2025 Fantasy Baseball: Breakout Pitcher of the Year, Sleeper, and More
In fantasy baseball, a deep rotation of starting pitchers is a must— Injuries can decimate even the strongest staff, turning contenders into also-rans overnight. Here’s a look at some pitchers poised to shine in 2025, from sleepers to breakouts and value aces.
Sleeper: Brandon Pfaadt, Arizona Diamondbacks
Pfaadt enters his third MLB season with the tools to take a leap. His 2024 was a mixed bag—flashes of brilliance marred by blow-up starts. His command screams ace potential, but he needs to sharpen his pitch location within the zone and crack the code against lefties. If he does, expect a sub-3.50 ERA, a run at 15 wins, and 200+ strikeouts. Saddle up—this one’s got upside.
Breakout: Shane Baz, Tampa Bay Rays
Baz is set to ignite 2025 with excitement. He’s primed to deliver quality innings for the Rays and fantasy managers alike, projecting a sub-3.00 ERA, 175+ strikeouts, and around 160 innings. The catch? His first two spring outings have been rocky (six runs, eight hits, five walks, two strikeouts), which could slide him down draft boards over the next couple of weeks. A discount might be your gain.
Breakout: Taj Bradley, Tampa Bay Rays
Bradley’s 15 starts in 2024 laid an ace-like foundation. His next hurdle is cutting down on meltdowns and neutralizing lefties (.252 BAA). With a fastball that owns the upper zone and a maturing, elite split-finger pitch to mess with hitters’ eyes, he’s knocking on the ace door. Better command and fewer balls leaving the yard could net a sub-3.25 ERA and 200+ strikeouts over 30 starts. Don’t snooze—he’s the real deal. This spring, he’s tossed 5.1 innings, allowing one run with nine baserunners and five strikeouts.
Value Ace: Sandy Alcantara, Miami Marlins
Alcantara’s downfall is traced back to a ballooning workload (42.0 innings in 2020, 205.2 in 2021, 228.2 in 2022), culminating in his right elbow injury. By Opening Day 2025, he’ll have 18 months of recovery under his belt. The Marlins hold a 2027 team option, so a midseason trade isn’t off the table.
At his peak, he paired high-octane stuff with pinpoint command across four pitches. If his velocity and walk rate hold this spring, 180+ innings of impact are in play. His SP4 profile with stamina is a steal. Early February doubts have faded—his spring stat line (5.2 scoreless innings, five baserunners, five strikeouts over three games) and 98.7 mph fastball buzz are turning heads.

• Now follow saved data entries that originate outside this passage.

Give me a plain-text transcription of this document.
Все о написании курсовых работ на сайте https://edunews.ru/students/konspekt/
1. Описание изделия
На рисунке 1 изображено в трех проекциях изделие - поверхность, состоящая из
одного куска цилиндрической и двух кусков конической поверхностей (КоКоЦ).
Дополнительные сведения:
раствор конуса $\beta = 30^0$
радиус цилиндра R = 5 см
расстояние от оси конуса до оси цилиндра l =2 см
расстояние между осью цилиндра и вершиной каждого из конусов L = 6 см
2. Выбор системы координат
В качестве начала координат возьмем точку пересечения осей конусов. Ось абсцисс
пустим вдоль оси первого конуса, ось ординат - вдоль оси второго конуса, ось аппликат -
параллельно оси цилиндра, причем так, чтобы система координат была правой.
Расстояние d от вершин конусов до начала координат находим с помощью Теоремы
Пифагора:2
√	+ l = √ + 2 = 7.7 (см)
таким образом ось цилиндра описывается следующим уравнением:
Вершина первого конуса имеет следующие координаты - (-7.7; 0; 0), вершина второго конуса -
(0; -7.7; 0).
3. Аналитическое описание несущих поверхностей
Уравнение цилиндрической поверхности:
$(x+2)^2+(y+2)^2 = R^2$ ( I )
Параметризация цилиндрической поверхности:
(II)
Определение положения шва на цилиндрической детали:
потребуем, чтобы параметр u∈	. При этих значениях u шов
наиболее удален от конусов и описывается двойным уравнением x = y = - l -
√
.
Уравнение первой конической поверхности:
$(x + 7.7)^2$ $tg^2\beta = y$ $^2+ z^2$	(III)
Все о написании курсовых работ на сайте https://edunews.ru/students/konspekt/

Breakout Pitcher of the Year: Hunter Brown, Houston Astros
Brown entered 2024 drafts with breakout hype and delivered… eventually. A brutal April (9.78 ERA, 2.217 WHIP) buried early believers, driven by three trainwreck starts (20 runs, 29 baserunners, four homers in nine innings). From May onward, he flipped the script—11-5, 2.51 ERA, 1.122 WHIP, and 155 strikeouts over 147 innings—though two more stumbles (12 runs, 22 baserunners, two homers in 11 innings) kept him in check. His growth against righties late in the year, paired with dominance over lefties, hints at stardom. The key? Tighter location against right-handed hitters. He’s on the cusp of a sub-3.00 ERA, 15 wins, 225 strikeouts, and a WHIP trim. Make him your 2025 draft target.
These arms offer a mix of risk and reward—stock your rotation wisely.